念願の美濃加茂で新築注文住宅。引越し当日は「傷一つつけないぞ!」と誓ったはずなのに、数日後には子供がおもちゃを落として床に凹みが、不注意で壁に黒い擦り傷が……。そのたびにハウスメーカーを呼んでいたら、出張費だけで破産してしまいます。実は、家を美しく保つ「メンテナンス」の8割は、正しい道具さえあれば自分(DIY)で驚くほど綺麗に直せます。

今回は、注文住宅を一生美しく保ちたい施主が常備すべき「神キット」と、プロ直伝の補修テクニックを1,800文字以上のボリュームで徹底伝授します。自分で直せる自信がつけば、家への愛着はさらに深まります。

1. フローリングの凹み・傷を消す「クレヨン&電熱ゴテ」

無垢材でも合板でも、床の傷は避けられません。
神キット:かくれん棒(建築の友)などのハードワックス補修セット。
プロの技:傷の色より「少し明るい色」と「少し暗い色」を混ぜて、木目に合わせるのがコツです。電熱コテでワックスを溶かし、傷に埋めたら、専用のヘラで平らにならす。仕上げに木目ペンで線を書き足せば、1メートル離れたらどこに傷があったか分からなくなります。注文住宅の引き渡し時にもらった「余った床材」で練習してから本番に挑みましょう。

2. 壁紙(クロス)の剥がれ・隙間を埋める「ジョイントコーク」

新築の注文住宅は、最初の2〜3年で建物が動き、クロスの継ぎ目に隙間が開くことがよくあります。
神キット:ジョイントコーク・A。
プロの技:隙間にノズルを当ててスーッと注入し、指でなぞって馴染ませる。最後に濡れた布で余分な液を拭き取るだけです。これだけで、古びて見えた壁が一瞬で新築の輝きを取り戻します。クロスの色に合わせたカラーバリエーションが豊富なので、注文住宅の壁紙の品番に近い色を1本持っておくと最強です。

3. キッチン・浴室の「コーキング」カビ退治

水回りのシリコン部分は、カビが生えやすく、一度根を張ると洗剤では落ちません。
神キット:カビトルデスPRO(強力ジェルタイプ)と、ヘラ。
プロの技:汚れを拭き取った後にジェルを厚く塗り、ラップでパックして一晩放置します。もしこれでもダメなら、カッターでコーキングを切り取り、自分で打ち直す(シーリング)にも挑戦してみましょう。ホームセンターで500円程度の材料で、水回りは新品同様になります。注文住宅を清潔に保つことは、健康を守ることと同義です。

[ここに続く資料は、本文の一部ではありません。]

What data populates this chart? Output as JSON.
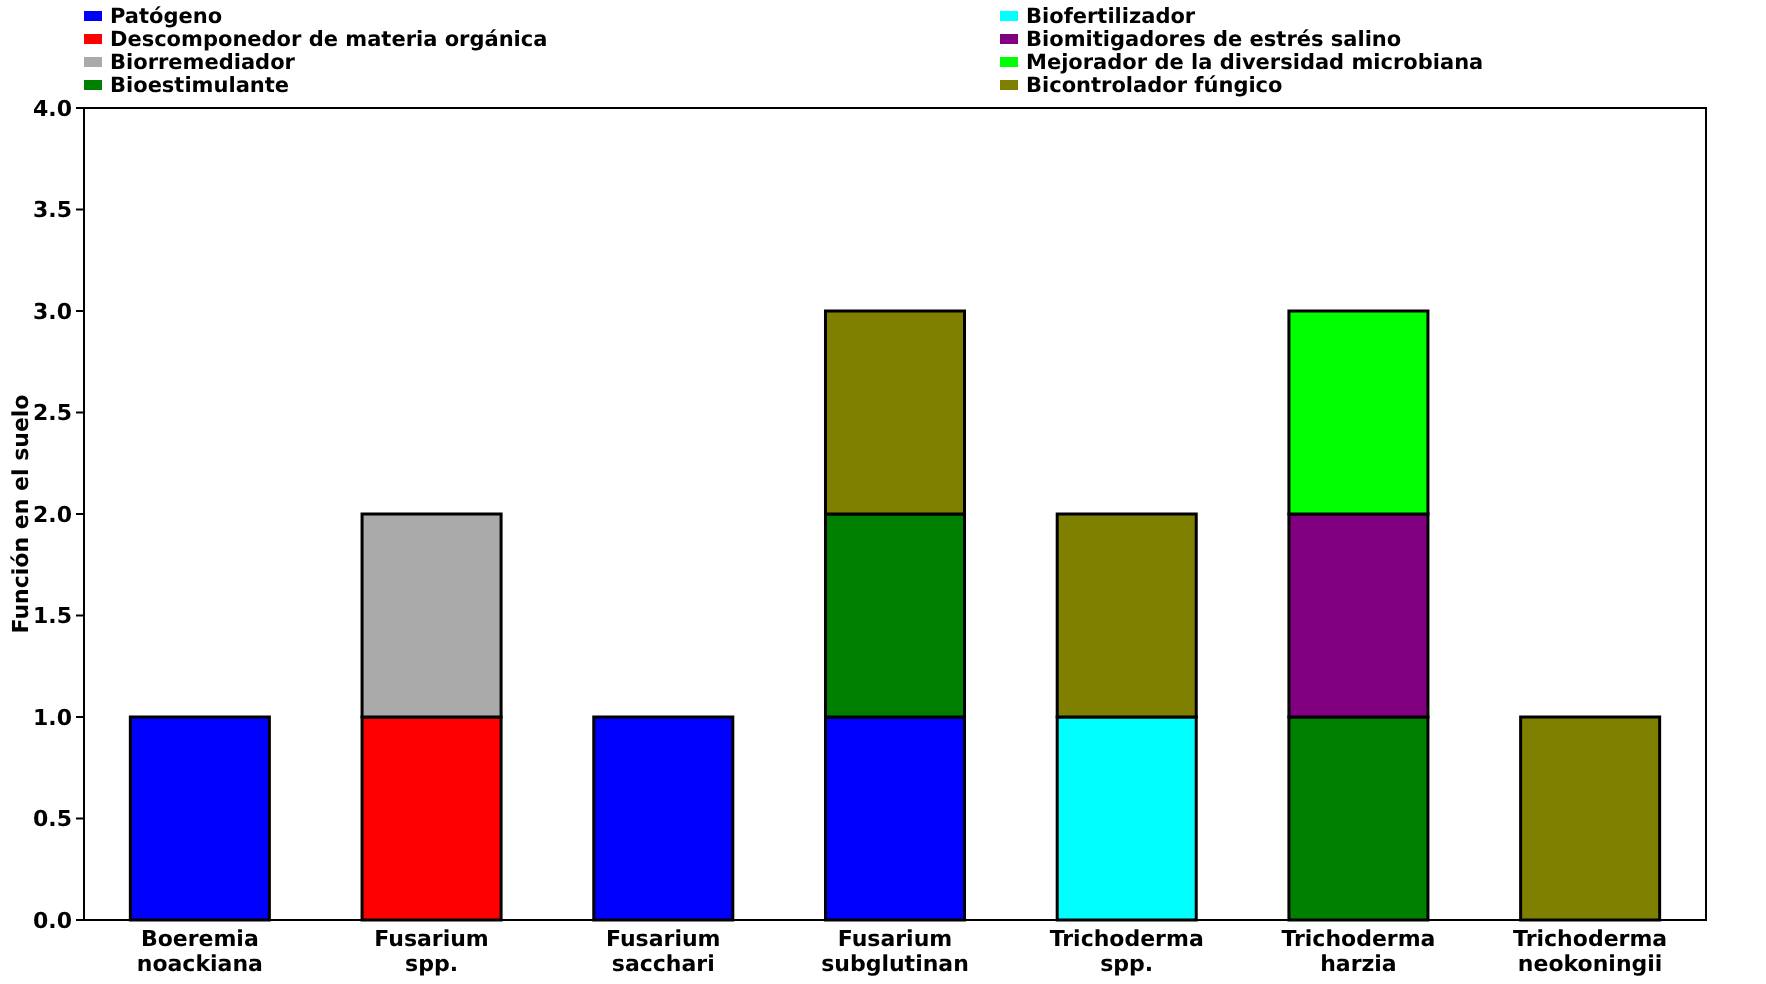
{
  "chart_data": {
    "type": "bar",
    "stacked": true,
    "ylabel": "Función en el suelo",
    "categories": [
      "Boeremia noackiana",
      "Fusarium spp.",
      "Fusarium sacchari",
      "Fusarium subglutinan",
      "Trichoderma spp.",
      "Trichoderma harzia",
      "Trichoderma neokoningii"
    ],
    "series": [
      {
        "name": "Patógeno",
        "color": "#0000ff",
        "values": [
          1,
          null,
          1,
          1,
          null,
          null,
          null
        ]
      },
      {
        "name": "Descomponedor de materia orgánica",
        "color": "#ff0000",
        "values": [
          null,
          1,
          null,
          null,
          null,
          null,
          null
        ]
      },
      {
        "name": "Biorremediador",
        "color": "#aaaaaa",
        "values": [
          null,
          1,
          null,
          null,
          null,
          null,
          null
        ]
      },
      {
        "name": "Bioestimulante",
        "color": "#008000",
        "values": [
          null,
          null,
          null,
          1,
          null,
          1,
          null
        ]
      },
      {
        "name": "Biofertilizador",
        "color": "#00ffff",
        "values": [
          null,
          null,
          null,
          null,
          1,
          null,
          null
        ]
      },
      {
        "name": "Biomitigadores de estrés salino",
        "color": "#800080",
        "values": [
          null,
          null,
          null,
          null,
          null,
          1,
          null
        ]
      },
      {
        "name": "Mejorador de la diversidad microbiana",
        "color": "#00ff00",
        "values": [
          null,
          null,
          null,
          null,
          null,
          1,
          null
        ]
      },
      {
        "name": "Bicontrolador fúngico",
        "color": "#808000",
        "values": [
          null,
          null,
          null,
          1,
          1,
          null,
          1
        ]
      }
    ],
    "ylim": [
      0,
      4
    ],
    "yticks": [
      {
        "value": 0,
        "label": "0.0"
      },
      {
        "value": 0.5,
        "label": "0.5"
      },
      {
        "value": 1,
        "label": "1.0"
      },
      {
        "value": 1.5,
        "label": "1.5"
      },
      {
        "value": 2,
        "label": "2.0"
      },
      {
        "value": 2.5,
        "label": "2.5"
      },
      {
        "value": 3,
        "label": "3.0"
      },
      {
        "value": 3.5,
        "label": "3.5"
      },
      {
        "value": 4,
        "label": "4.0"
      }
    ],
    "legend": "top",
    "grid": false
  }
}
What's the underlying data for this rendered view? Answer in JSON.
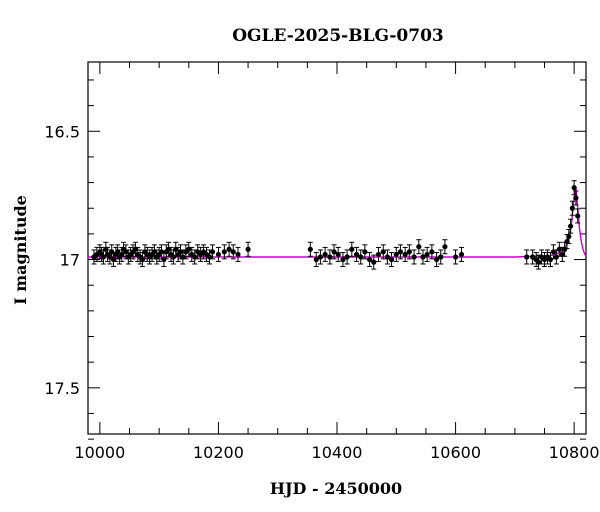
{
  "chart_data": {
    "type": "scatter",
    "title": "OGLE-2025-BLG-0703",
    "xlabel": "HJD - 2450000",
    "ylabel": "I magnitude",
    "xlim": [
      9980,
      10820
    ],
    "ylim": [
      17.68,
      16.23
    ],
    "y_inverted": true,
    "grid": false,
    "x_ticks": [
      10000,
      10200,
      10400,
      10600,
      10800
    ],
    "x_tick_labels": [
      "10000",
      "10200",
      "10400",
      "10600",
      "10800"
    ],
    "y_ticks": [
      16.5,
      17,
      17.5
    ],
    "y_tick_labels": [
      "16.5",
      "17",
      "17.5"
    ],
    "colors": {
      "points": "#000000",
      "model": "#cc00cc"
    },
    "model": {
      "x": [
        9980,
        10700,
        10760,
        10780,
        10790,
        10795,
        10800,
        10803,
        10806,
        10809,
        10812,
        10815,
        10818,
        10820
      ],
      "y": [
        16.99,
        16.99,
        16.985,
        16.97,
        16.93,
        16.87,
        16.76,
        16.72,
        16.8,
        16.88,
        16.93,
        16.96,
        16.98,
        16.985
      ]
    },
    "series": [
      {
        "x": [
          9990,
          9995,
          10000,
          10003,
          10006,
          10010,
          10013,
          10017,
          10020,
          10023,
          10027,
          10030,
          10033,
          10037,
          10040,
          10044,
          10048,
          10052,
          10056,
          10060,
          10064,
          10068,
          10072,
          10076,
          10080,
          10084,
          10088,
          10092,
          10096,
          10100,
          10104,
          10108,
          10112,
          10116,
          10120,
          10124,
          10128,
          10132,
          10136,
          10140,
          10145,
          10150,
          10155,
          10160,
          10165,
          10170,
          10175,
          10180,
          10185,
          10190,
          10200,
          10210,
          10218,
          10225,
          10233,
          10250,
          10355,
          10365,
          10372,
          10380,
          10388,
          10395,
          10402,
          10410,
          10417,
          10425,
          10433,
          10440,
          10447,
          10455,
          10462,
          10470,
          10478,
          10485,
          10492,
          10500,
          10507,
          10515,
          10522,
          10530,
          10538,
          10545,
          10552,
          10560,
          10568,
          10575,
          10582,
          10600,
          10610,
          10720,
          10730,
          10736,
          10740,
          10745,
          10750,
          10755,
          10760,
          10765,
          10770,
          10775,
          10780,
          10784,
          10788,
          10791,
          10794,
          10797,
          10800,
          10803,
          10806
        ],
        "y": [
          16.99,
          16.98,
          16.97,
          16.98,
          16.99,
          16.96,
          16.98,
          16.99,
          16.97,
          17.0,
          16.98,
          16.97,
          16.99,
          16.98,
          16.96,
          16.97,
          16.99,
          16.98,
          16.97,
          16.96,
          16.98,
          16.99,
          17.0,
          16.97,
          16.98,
          16.99,
          16.98,
          16.97,
          16.99,
          16.98,
          16.97,
          17.0,
          16.97,
          16.96,
          16.98,
          16.99,
          16.96,
          16.98,
          16.97,
          16.99,
          16.97,
          16.96,
          16.98,
          16.99,
          16.97,
          16.98,
          16.97,
          16.98,
          16.99,
          16.97,
          16.98,
          16.97,
          16.96,
          16.97,
          16.98,
          16.96,
          16.96,
          17.0,
          16.99,
          16.98,
          16.99,
          16.97,
          16.98,
          17.0,
          16.99,
          16.96,
          16.98,
          16.99,
          16.97,
          17.0,
          17.01,
          16.98,
          16.97,
          16.99,
          17.0,
          16.98,
          16.97,
          16.98,
          16.97,
          16.99,
          16.95,
          16.99,
          16.98,
          16.97,
          17.0,
          16.99,
          16.95,
          16.99,
          16.98,
          16.99,
          16.99,
          17.0,
          17.01,
          16.99,
          17.0,
          16.99,
          17.0,
          16.97,
          16.99,
          16.96,
          16.98,
          16.96,
          16.93,
          16.91,
          16.87,
          16.8,
          16.72,
          16.76,
          16.83
        ]
      }
    ]
  }
}
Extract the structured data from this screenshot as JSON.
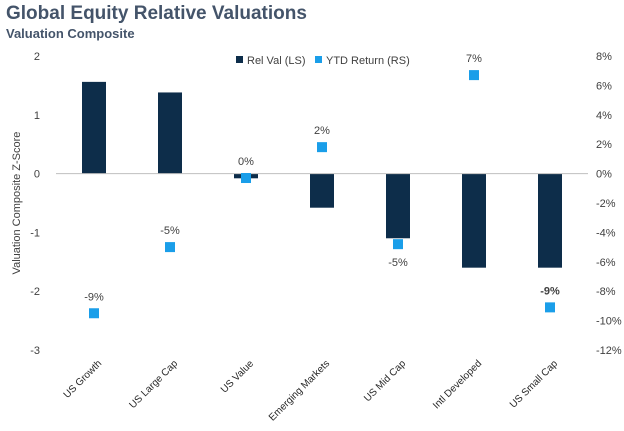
{
  "header": {
    "title": "Global Equity Relative Valuations",
    "subtitle": "Valuation Composite"
  },
  "chart_data": {
    "type": "bar",
    "title": "Global Equity Relative Valuations",
    "subtitle": "Valuation Composite",
    "categories": [
      "US Growth",
      "US Large Cap",
      "US Value",
      "Emerging Markets",
      "US Mid Cap",
      "Intl Developed",
      "US Small Cap"
    ],
    "series": [
      {
        "name": "Rel Val (LS)",
        "kind": "bar",
        "axis": "left",
        "color": "#0d2d4a",
        "values": [
          1.56,
          1.38,
          -0.08,
          -0.58,
          -1.1,
          -1.6,
          -1.6
        ]
      },
      {
        "name": "YTD Return (RS)",
        "kind": "marker",
        "axis": "right",
        "color": "#1a9ee9",
        "values": [
          -9.5,
          -5.0,
          -0.3,
          1.8,
          -4.8,
          6.7,
          -9.1
        ],
        "labels": [
          "-9%",
          "-5%",
          "0%",
          "2%",
          "-5%",
          "7%",
          "-9%"
        ]
      }
    ],
    "ylabel": "Valuation Composite Z-Score",
    "ylim": [
      -3,
      2
    ],
    "yticks": [
      "2",
      "1",
      "0",
      "-1",
      "-2",
      "-3"
    ],
    "y2lim": [
      -12,
      8
    ],
    "y2ticks": [
      "8%",
      "6%",
      "4%",
      "2%",
      "0%",
      "-2%",
      "-4%",
      "-6%",
      "-8%",
      "-10%",
      "-12%"
    ],
    "legend": "top-center",
    "grid": false
  }
}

4. 専門的なアドバイス:「補修」をイベントにする家族の習慣

メンテナンスを「面倒な作業」と思わず、半年に一度「家の健康診断」として家族全員で行いましょう。子供と一緒に床の傷を探し、直していく。そうすることで、子供自身も「家を大切に扱う」という心を育みます。注文住宅は家族と共に成長する生き物。自分たちの手で手入れをすることで、ハウスメーカーに任せきりにするより何倍も家への愛が深まるはずです。

まとめ:最高のメンテナンスは「放置しないこと」

小さな傷は、その日のうちに直す。これが注文住宅を長持ちさせる黄金律です。「神キット」を防災袋の横に常備し、何かあったらすぐレスキュー。自分の家を自分で治せるスキルは、家を建てた後の人生を、より豊かで安心なものにしてくれます。